Отрезанная голова покатилась вниз, к сетке. Эйрик поднес бластер к броне и переключил его в непрерывный режим.
По подсчетам ван Эрлика, у него было еще около двух секунд, чтобы обзавестись чем-то посерьезней ручного «Харальда».
В следующую секунду труп поднял правую руку, и встроенный в нее веерник ударил в купол, опалив волосы ван Эрлика. Эйрик бросился вбок, запнулся за какую-то железяку, перевернулся в воздухе и ударился боком о заграждение. Новая очередь, – на этот раз из мощного шестиствольного излучателя, – снесла за ним две секции трубопровода. Из одной повалил белый сладковатый дым, слегка подсвеченный изнутри ионизированными атомами. Снизу ударил третий луч.
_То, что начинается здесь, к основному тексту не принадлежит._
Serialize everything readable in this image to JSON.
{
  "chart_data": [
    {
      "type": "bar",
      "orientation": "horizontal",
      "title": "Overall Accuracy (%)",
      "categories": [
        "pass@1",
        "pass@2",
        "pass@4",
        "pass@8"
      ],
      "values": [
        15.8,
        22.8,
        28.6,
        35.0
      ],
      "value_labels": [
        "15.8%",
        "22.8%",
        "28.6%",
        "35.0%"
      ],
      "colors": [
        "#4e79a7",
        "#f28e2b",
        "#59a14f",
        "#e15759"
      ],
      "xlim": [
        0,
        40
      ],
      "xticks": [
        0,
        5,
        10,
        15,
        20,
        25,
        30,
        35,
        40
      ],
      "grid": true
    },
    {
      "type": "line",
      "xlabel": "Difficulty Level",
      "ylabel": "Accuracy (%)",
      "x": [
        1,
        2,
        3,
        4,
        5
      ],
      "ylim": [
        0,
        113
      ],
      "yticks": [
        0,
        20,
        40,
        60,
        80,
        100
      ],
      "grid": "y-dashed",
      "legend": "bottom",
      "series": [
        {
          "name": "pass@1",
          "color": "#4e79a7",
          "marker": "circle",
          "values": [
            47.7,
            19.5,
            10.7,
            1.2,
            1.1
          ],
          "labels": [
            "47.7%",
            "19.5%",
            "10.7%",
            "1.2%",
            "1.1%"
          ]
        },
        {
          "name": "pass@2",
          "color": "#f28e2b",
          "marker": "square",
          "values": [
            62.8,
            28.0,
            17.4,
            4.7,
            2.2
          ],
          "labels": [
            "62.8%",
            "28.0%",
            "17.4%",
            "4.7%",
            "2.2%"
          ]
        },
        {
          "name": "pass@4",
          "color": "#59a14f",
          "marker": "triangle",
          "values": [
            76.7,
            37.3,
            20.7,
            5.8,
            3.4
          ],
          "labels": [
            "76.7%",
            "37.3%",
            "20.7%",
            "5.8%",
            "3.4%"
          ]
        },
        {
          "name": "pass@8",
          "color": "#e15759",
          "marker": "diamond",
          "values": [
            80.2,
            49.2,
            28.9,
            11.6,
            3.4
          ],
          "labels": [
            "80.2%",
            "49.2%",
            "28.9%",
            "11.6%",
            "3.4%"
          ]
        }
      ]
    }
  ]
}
Эйрик мгновенно понял, что происходит.
Двое «Шеломов» внизу были ослеплены. Третий и вовсе был труп.
Но кто-то из дежурки взял на себя управление боевой броней, и ему больше не были нужны ослепленные глаза штурмовиков. Данные передавали датчики, в изобилии установленные по всему залу. Оператор в дежурке, возможно, тоже был ошарашен вспышкой, и он пока не мог согласовать внутренние настройки брони и внешние данные от камер наблюдения, но, судя по скорости, с которой в него стреляли, человек в дежурке был способным учеником.
Безголовый труп повернулся спиной, и Эйрик ван Эрлик увидел, в неверных сполохах ионизированного газа, на дистанции в пять метров, как соскальзывает вниз шторка спинного огнемета.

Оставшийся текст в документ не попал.